A Texan nurse was fired after she posted personal details of patient online

Texan nurse

A hospital in Texas has fired one of their nurses who posted about a young boy who was suffering from measles in a Facebook group. The social media group was dedicated to anti-vaxxers. These are the people who reject the scientific proof of the safety and value of vaccines. The screenshots have been taken off the post, and they show a self identified nurse who says that the patient’s symptoms helped her understand why parents vaccinate their children but still, she will continue with her non-vax journey with no regrets.

The Texas Children Hospital was reported saying that a nurse posted protected health information regarding a patient on social media. However, the hospital did not discover the name of the nurse and the department is taking these matters very seriously as it is the policy of the hospital not to disclose the information of the patient in public and keeping the information private is a top priority.

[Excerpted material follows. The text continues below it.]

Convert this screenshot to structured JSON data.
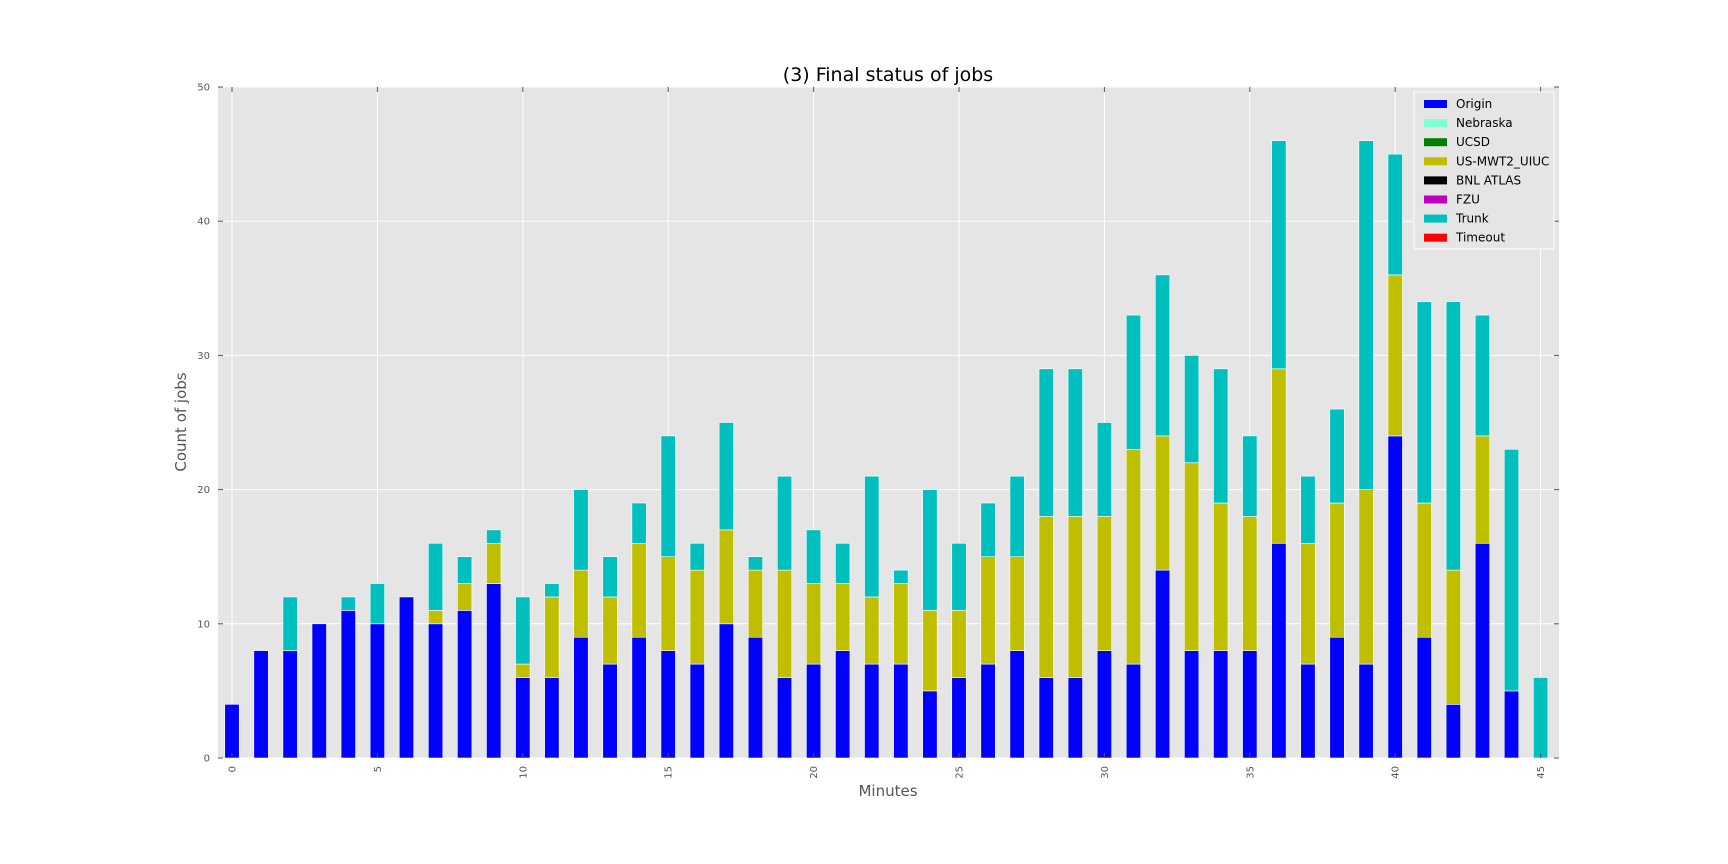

A spokeswoman Veronika Javor Romies tells the reports that after an internal investigation; the nurse is no more associated with the hospital in any manner.

Veronica also tells the reports that the young patient is being given the treatment of measles and that the hospital will be assessing the risk posed on other children who may have come in contact with the young patient in the hospital. No matter what, it should be the responsibility of the doctors and the department that none of its staff disclose any information regarding the patients in public or else they will be taken under strict action. Javor also stated that the measles disease is highly contagious and is a vaccine-preventable infection. Vaccination is the best way to deal with measles, and it is considered as an effective protection against the disease.

Measles is best prevented by vaccination and to prevent the outbreak of the disease and protect others who are at high risk of getting the infection; vaccination is best to provide to a high percentage of the population. Because of the lower vaccination rates for measles and other preventable diseases in the U.S and Europe have been tied with the outbreaks of the disease. Specialists believe that the anti-vaccine sentiments that were on the air in past years by a fraudulent paper in the 90s spread the fake news about vaccine risks.